As a 22-year-old during that 1949 season, Snider was a solid piece in helping get the Brooklyn Dodgers to the World Series with his 23 home runs and 92 RBI's. This ability to hit for power would be the highlight of Snider's career going forward. From 1950 through 1957, Snider would average hitting over 35 home runs (including hitting 40+ for 5 straight years from '53-'57) and 110 RBI's a season while making the All-Star team in 7 straight years ('50-'56), and finishing Top-10 in the MVP in 6 (and Top-5 in 3) of those 8 years. It was towards the end of this incredible stretch that Snider would win his first World Series with the Dodgers in 1955 while also leading the National League in RBI's. And, in the penultimate year of this stretch, Snider whacked a career-high 43 home runs to lead the National League in 1956. Following the 1957 season, the Brooklyn Dodgers would pack their bags and move across the country to Los Angeles. That 1958 season- coupled with getting to his 30's, lingering knee problems, and moving into a much bigger outfield- that Snider would see his numbers start to dip.


From 1959 On:

Maybe it was something in the California air that took getting used to. Maybe it's because he was featured on the best Topps set ever produced. Maybe it was just luck, but Duke Snider had a comeback season in 1959 while leading the Los Angeles Dodgers to their first World Series while under a new name, while hitting 23 home runs and 88 RBI's. It was also during this season that Snider started to share his daily outfield role with other players on the team.

Following his final great season, Snider would spend the 1960 through 1962 seasons with the Los Angeles Dodgers while adopting into a part-time role. However, after that 1962 season, Snider would return back to the east coast with the New York Mets (in their 2nd year).

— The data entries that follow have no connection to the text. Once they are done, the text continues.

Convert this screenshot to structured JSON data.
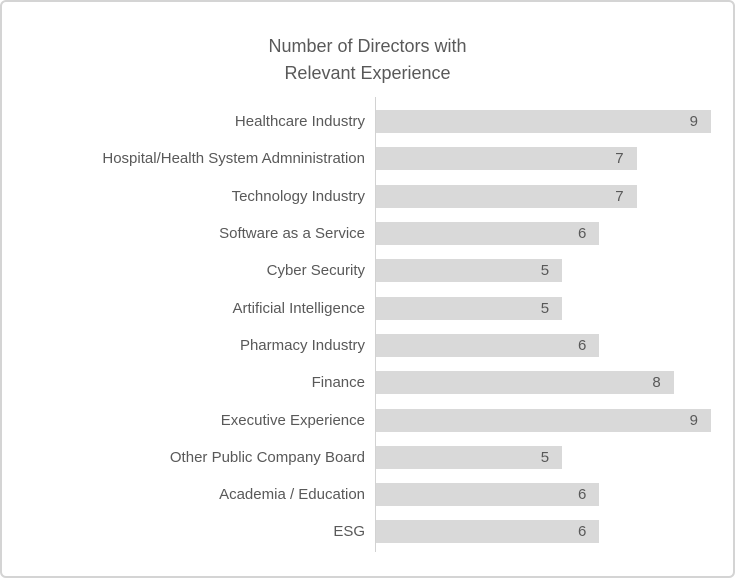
{
  "window": {
    "background": "#ffffff",
    "border_color": "#d4d4d4"
  },
  "chart_data": {
    "type": "bar",
    "orientation": "horizontal",
    "title": "Number of Directors with Relevant Experience",
    "title_lines": [
      "Number of Directors with",
      "Relevant Experience"
    ],
    "categories": [
      "Healthcare Industry",
      "Hospital/Health System Admninistration",
      "Technology Industry",
      "Software as a Service",
      "Cyber Security",
      "Artificial Intelligence",
      "Pharmacy Industry",
      "Finance",
      "Executive Experience",
      "Other Public Company Board",
      "Academia / Education",
      "ESG"
    ],
    "values": [
      9,
      7,
      7,
      6,
      5,
      5,
      6,
      8,
      9,
      5,
      6,
      6
    ],
    "xlabel": "",
    "ylabel": "",
    "xlim": [
      0,
      9
    ],
    "grid": false,
    "legend": false,
    "data_labels_shown": true,
    "bar_color": "#d9d9d9",
    "text_color": "#595959",
    "axis_line_color": "#d2d2d2"
  }
}
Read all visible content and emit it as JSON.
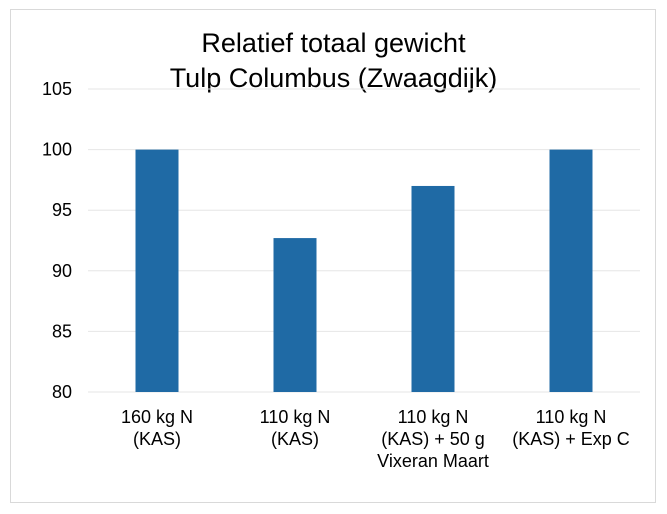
{
  "chart_data": {
    "type": "bar",
    "title": [
      "Relatief totaal gewicht",
      "Tulp Columbus (Zwaagdijk)"
    ],
    "categories": [
      [
        "160 kg N",
        "(KAS)"
      ],
      [
        "110 kg N",
        "(KAS)"
      ],
      [
        "110 kg N",
        "(KAS) + 50 g",
        "Vixeran Maart"
      ],
      [
        "110 kg N",
        "(KAS) + Exp C"
      ]
    ],
    "values": [
      100,
      92.7,
      97,
      100
    ],
    "ylim": [
      80,
      105
    ],
    "yticks": [
      80,
      85,
      90,
      95,
      100,
      105
    ],
    "grid": true,
    "bar_color": "#1f6aa5",
    "grid_color": "#e6e6e6"
  }
}
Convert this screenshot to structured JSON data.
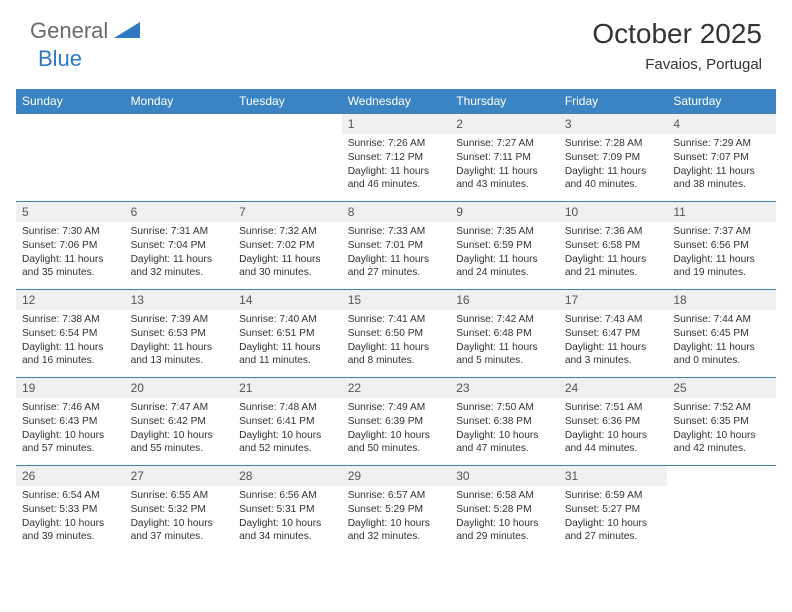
{
  "branding": {
    "general": "General",
    "blue": "Blue",
    "accent_color": "#2f79c2"
  },
  "title": "October 2025",
  "location": "Favaios, Portugal",
  "weekdays": [
    "Sunday",
    "Monday",
    "Tuesday",
    "Wednesday",
    "Thursday",
    "Friday",
    "Saturday"
  ],
  "colors": {
    "header_bg": "#3b84c4",
    "header_text": "#ffffff",
    "daynum_bg": "#eef0f1",
    "row_border": "#4a7ca5",
    "body_text": "#333333"
  },
  "grid": [
    [
      {
        "n": "",
        "sr": "",
        "ss": "",
        "dl1": "",
        "dl2": ""
      },
      {
        "n": "",
        "sr": "",
        "ss": "",
        "dl1": "",
        "dl2": ""
      },
      {
        "n": "",
        "sr": "",
        "ss": "",
        "dl1": "",
        "dl2": ""
      },
      {
        "n": "1",
        "sr": "Sunrise: 7:26 AM",
        "ss": "Sunset: 7:12 PM",
        "dl1": "Daylight: 11 hours",
        "dl2": "and 46 minutes."
      },
      {
        "n": "2",
        "sr": "Sunrise: 7:27 AM",
        "ss": "Sunset: 7:11 PM",
        "dl1": "Daylight: 11 hours",
        "dl2": "and 43 minutes."
      },
      {
        "n": "3",
        "sr": "Sunrise: 7:28 AM",
        "ss": "Sunset: 7:09 PM",
        "dl1": "Daylight: 11 hours",
        "dl2": "and 40 minutes."
      },
      {
        "n": "4",
        "sr": "Sunrise: 7:29 AM",
        "ss": "Sunset: 7:07 PM",
        "dl1": "Daylight: 11 hours",
        "dl2": "and 38 minutes."
      }
    ],
    [
      {
        "n": "5",
        "sr": "Sunrise: 7:30 AM",
        "ss": "Sunset: 7:06 PM",
        "dl1": "Daylight: 11 hours",
        "dl2": "and 35 minutes."
      },
      {
        "n": "6",
        "sr": "Sunrise: 7:31 AM",
        "ss": "Sunset: 7:04 PM",
        "dl1": "Daylight: 11 hours",
        "dl2": "and 32 minutes."
      },
      {
        "n": "7",
        "sr": "Sunrise: 7:32 AM",
        "ss": "Sunset: 7:02 PM",
        "dl1": "Daylight: 11 hours",
        "dl2": "and 30 minutes."
      },
      {
        "n": "8",
        "sr": "Sunrise: 7:33 AM",
        "ss": "Sunset: 7:01 PM",
        "dl1": "Daylight: 11 hours",
        "dl2": "and 27 minutes."
      },
      {
        "n": "9",
        "sr": "Sunrise: 7:35 AM",
        "ss": "Sunset: 6:59 PM",
        "dl1": "Daylight: 11 hours",
        "dl2": "and 24 minutes."
      },
      {
        "n": "10",
        "sr": "Sunrise: 7:36 AM",
        "ss": "Sunset: 6:58 PM",
        "dl1": "Daylight: 11 hours",
        "dl2": "and 21 minutes."
      },
      {
        "n": "11",
        "sr": "Sunrise: 7:37 AM",
        "ss": "Sunset: 6:56 PM",
        "dl1": "Daylight: 11 hours",
        "dl2": "and 19 minutes."
      }
    ],
    [
      {
        "n": "12",
        "sr": "Sunrise: 7:38 AM",
        "ss": "Sunset: 6:54 PM",
        "dl1": "Daylight: 11 hours",
        "dl2": "and 16 minutes."
      },
      {
        "n": "13",
        "sr": "Sunrise: 7:39 AM",
        "ss": "Sunset: 6:53 PM",
        "dl1": "Daylight: 11 hours",
        "dl2": "and 13 minutes."
      },
      {
        "n": "14",
        "sr": "Sunrise: 7:40 AM",
        "ss": "Sunset: 6:51 PM",
        "dl1": "Daylight: 11 hours",
        "dl2": "and 11 minutes."
      },
      {
        "n": "15",
        "sr": "Sunrise: 7:41 AM",
        "ss": "Sunset: 6:50 PM",
        "dl1": "Daylight: 11 hours",
        "dl2": "and 8 minutes."
      },
      {
        "n": "16",
        "sr": "Sunrise: 7:42 AM",
        "ss": "Sunset: 6:48 PM",
        "dl1": "Daylight: 11 hours",
        "dl2": "and 5 minutes."
      },
      {
        "n": "17",
        "sr": "Sunrise: 7:43 AM",
        "ss": "Sunset: 6:47 PM",
        "dl1": "Daylight: 11 hours",
        "dl2": "and 3 minutes."
      },
      {
        "n": "18",
        "sr": "Sunrise: 7:44 AM",
        "ss": "Sunset: 6:45 PM",
        "dl1": "Daylight: 11 hours",
        "dl2": "and 0 minutes."
      }
    ],
    [
      {
        "n": "19",
        "sr": "Sunrise: 7:46 AM",
        "ss": "Sunset: 6:43 PM",
        "dl1": "Daylight: 10 hours",
        "dl2": "and 57 minutes."
      },
      {
        "n": "20",
        "sr": "Sunrise: 7:47 AM",
        "ss": "Sunset: 6:42 PM",
        "dl1": "Daylight: 10 hours",
        "dl2": "and 55 minutes."
      },
      {
        "n": "21",
        "sr": "Sunrise: 7:48 AM",
        "ss": "Sunset: 6:41 PM",
        "dl1": "Daylight: 10 hours",
        "dl2": "and 52 minutes."
      },
      {
        "n": "22",
        "sr": "Sunrise: 7:49 AM",
        "ss": "Sunset: 6:39 PM",
        "dl1": "Daylight: 10 hours",
        "dl2": "and 50 minutes."
      },
      {
        "n": "23",
        "sr": "Sunrise: 7:50 AM",
        "ss": "Sunset: 6:38 PM",
        "dl1": "Daylight: 10 hours",
        "dl2": "and 47 minutes."
      },
      {
        "n": "24",
        "sr": "Sunrise: 7:51 AM",
        "ss": "Sunset: 6:36 PM",
        "dl1": "Daylight: 10 hours",
        "dl2": "and 44 minutes."
      },
      {
        "n": "25",
        "sr": "Sunrise: 7:52 AM",
        "ss": "Sunset: 6:35 PM",
        "dl1": "Daylight: 10 hours",
        "dl2": "and 42 minutes."
      }
    ],
    [
      {
        "n": "26",
        "sr": "Sunrise: 6:54 AM",
        "ss": "Sunset: 5:33 PM",
        "dl1": "Daylight: 10 hours",
        "dl2": "and 39 minutes."
      },
      {
        "n": "27",
        "sr": "Sunrise: 6:55 AM",
        "ss": "Sunset: 5:32 PM",
        "dl1": "Daylight: 10 hours",
        "dl2": "and 37 minutes."
      },
      {
        "n": "28",
        "sr": "Sunrise: 6:56 AM",
        "ss": "Sunset: 5:31 PM",
        "dl1": "Daylight: 10 hours",
        "dl2": "and 34 minutes."
      },
      {
        "n": "29",
        "sr": "Sunrise: 6:57 AM",
        "ss": "Sunset: 5:29 PM",
        "dl1": "Daylight: 10 hours",
        "dl2": "and 32 minutes."
      },
      {
        "n": "30",
        "sr": "Sunrise: 6:58 AM",
        "ss": "Sunset: 5:28 PM",
        "dl1": "Daylight: 10 hours",
        "dl2": "and 29 minutes."
      },
      {
        "n": "31",
        "sr": "Sunrise: 6:59 AM",
        "ss": "Sunset: 5:27 PM",
        "dl1": "Daylight: 10 hours",
        "dl2": "and 27 minutes."
      },
      {
        "n": "",
        "sr": "",
        "ss": "",
        "dl1": "",
        "dl2": ""
      }
    ]
  ]
}
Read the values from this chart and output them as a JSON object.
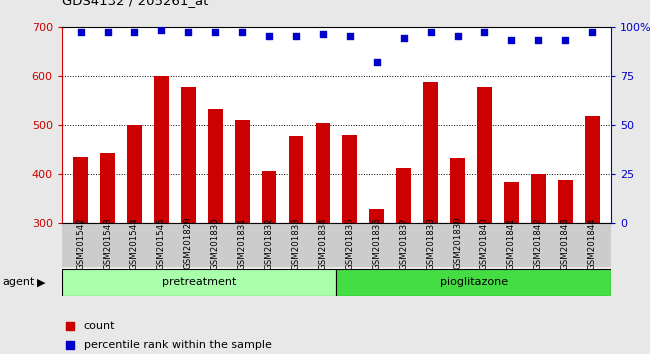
{
  "title": "GDS4132 / 205261_at",
  "categories": [
    "GSM201542",
    "GSM201543",
    "GSM201544",
    "GSM201545",
    "GSM201829",
    "GSM201830",
    "GSM201831",
    "GSM201832",
    "GSM201833",
    "GSM201834",
    "GSM201835",
    "GSM201836",
    "GSM201837",
    "GSM201838",
    "GSM201839",
    "GSM201840",
    "GSM201841",
    "GSM201842",
    "GSM201843",
    "GSM201844"
  ],
  "bar_values": [
    435,
    443,
    500,
    600,
    577,
    533,
    510,
    405,
    477,
    503,
    480,
    328,
    413,
    588,
    432,
    577,
    383,
    400,
    387,
    518
  ],
  "percentile_values": [
    97,
    97,
    97,
    98,
    97,
    97,
    97,
    95,
    95,
    96,
    95,
    82,
    94,
    97,
    95,
    97,
    93,
    93,
    93,
    97
  ],
  "pretreatment_count": 10,
  "bar_color": "#cc0000",
  "dot_color": "#0000cc",
  "bar_bottom": 300,
  "ylim_left": [
    300,
    700
  ],
  "ylim_right": [
    0,
    100
  ],
  "yticks_left": [
    300,
    400,
    500,
    600,
    700
  ],
  "yticks_right": [
    0,
    25,
    50,
    75,
    100
  ],
  "right_tick_labels": [
    "0",
    "25",
    "50",
    "75",
    "100%"
  ],
  "pretreatment_color": "#aaffaa",
  "pioglitazone_color": "#44dd44",
  "agent_label": "agent",
  "pretreatment_label": "pretreatment",
  "pioglitazone_label": "pioglitazone",
  "legend_count_label": "count",
  "legend_pct_label": "percentile rank within the sample",
  "tick_bg_color": "#cccccc",
  "fig_bg_color": "#e8e8e8",
  "plot_bg_color": "#ffffff"
}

During his year-long tenure with the Mets, Snider would spend a lot more time in the field but see a big drop in his production. He would also run into a problem as his number (4) was being worn- and not being given up- by a former Dodger teammate of many years, Charlie Neal. However, Snider would get his number back after Neal- who was traded to the Mets the year before Snider was- was traded to the Cincinnati Reds. It was during his time with the Mets in 1962 that Snider would record his 2,000th career hit, his 400th career home run, become an All-Star for the final time in his career, and was a fan favorite as a former Brooklyn Dodger who "returned home". It was this success (after a few years of falling stat-lines) that propelled Snider into one more season of baseball, asking to be traded to a contender, and heading back toward his real home: California.

However, this time it was with the San Francisco Giants. He wouldn't get to wear his number 4- which was previously retired by the Giants for Mel Ott- and the 1964 season, now age 37, would ultimately be his worst since he first broke into the league as a 20-year-old in 1947. It was after this that Snider hung up his cleats for good.


Post-Playing Career:

Duke Snider wouldn't leave the game of baseball after his time on the field was over. He became a popular voice on TV and radio in his post-playing days and was the play-by-play man for the San Diego Padres (1969-1971) and the Montreal Expos (1973-1986).

Snider also found his way into a number of television and movie roles- both credited and uncredited- while playing himself or a professional baseball player.

It was during 1980 that Snider had the two biggest honors in his career bestowed on him. On July 6th, the Los Angeles Dodgers retired his number 4 (worn by just 3 other players after he left). And then, less than a month later, he was inducted into the Baseball Hall of Fame with 86.5% of the vote along with Al Kaline. It was Snider's 11th year on the ballot.

Duke Snider would continue to be involved with the game through his later years in life before passing away at the age of 84-years-old on February 27th, 2011. He was the last living Dodger who was on the field as they won the 1955 World Series.


Dec 27, 2022

Also, a great outfielder, and I say this as a Yankee fan.


Paul Semendinger
Paul Semendinger
Dec 27, 2022

Merry Christmas!

You're still missing The Mick - and it's not for a lack of trying. One day, maybe, Santa Claus or I might find one for you at a reasonable cost.